Dan Giovanna langsung jebol pertahannya. Wanita itu menangis tersedu-sedu di dalam pelukan Maximus. Setelah sekian lama, akhirnya apa yang menjadi miliknya telah kembali. Entah sudah berapa lama, ia menahan kesedihannya sendirian. Selama ini, ia hanya bisa menangis sendiri. Meski memiliki Michele yang selalu membantunya tapi ia tidak mau membebani pria gempal itu terlalu banyak, di saat ia sendiri sudah sangat merepotkan sepupunya itu.
Getaran pelan dari tubuh Giovanna yang ada di pelukannya membuat kedua mata ungu Maximus memerah. Ia kembali diingatkan, kalau keluarganya-lah penyebab kemalangan yang menimpa wanita ini. Perlahan, pria itu mencium kening Giovanna dalam dan suaranya lirih saat berbicara. "Dona baby... Tolong maafkanlah aku... Maafkan keluargaku yang telah sangat bersalah padamu... Tolong maafkan juga Amadeo, baby... Meski perbuatannya tidak termaafkan tapi aku mohon padamu, sayang... Aku mohon..."
Sambil menutup matanya erat, Giovanna sedikit menjauh dan membuka matanya. Terlihat di depannya tampang Maximus yang ingin menangis. Kedua mata ungunya memerah dan sarat dengan kesedihan yang sangat dalam. Menurun mengamati pria di depannya, pandangan Giovanna berhenti pada leher jenjang Maximus. Tampak masih ada bekas-bekas memar di sana, dan perlahan ia mengecupnya.
Wanita yang berambut cokelat itu menarik nafasnya dalam dan ia mengangkat pandangannya pada pria di depannya. Pria yang sangat dicintainya. "Maximus Antonio Berlusconi. Aku telah memaafkan keluargamu. Aku juga memaafkan Amadeo Berlusconi. Aku telah menerima kemalangan yang terjadi pada keluargaku dengan hati yang lebih lapang. Dan kamu tahu, Maximus? Aku bisa melakukan ini adalah karena dirimu. Kamulah satu-satunya pria yang aku cintai dan hatimu yang tulus, membuatku sangat tersentuh..."

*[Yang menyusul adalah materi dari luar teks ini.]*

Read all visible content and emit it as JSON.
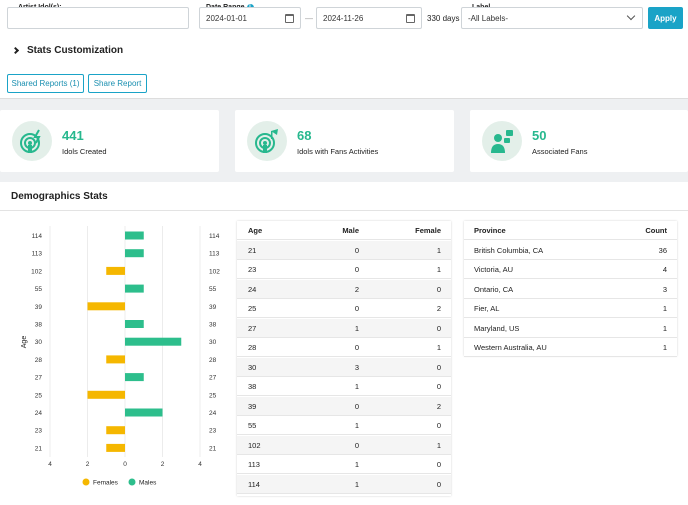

Giovanna menelan ludahnya sebelum melanjutkan. "Tanpamu Maximus, tanpamu aku bukanlah apa-apa. Tanpa bantuan dan usahamu selama ini, aku tahu kalau keadilan tidak akan pernah ditegakkan. Tanpa dirmu Maximus Berlusconi, aku Giovanna Liebel hanya akan menjadi seorang pecundang seumur hidupnya."
Tangan Giovanna mer*mas tangan besar Maximus yang ada dalam genggamannya. Dan kali ini, wanita itu berucap dalam bahasa Jerman sambil tersenyum. "Dan karena itu Maximus Antonio Berlusconi, hutang di antara keluarga kita sudah terbayar lunas. Mari kita berdua menata masa depan dan melupakan masa lalu. Kamu mau kan menata masa depan bersamaku? Bersama anak kita?"
Terlihat tetesan air mengalir di sudut mata Maximus dan pria itu tersenyum sangat lembut. "Giovanna Donatella Liebel. Aku memang tidak salah telah mencintaimu selama ini. Karena sifatmu inilah yang telah membuatku jatuh cinta setengah mati. Aku sangat mencintaimu, sayang."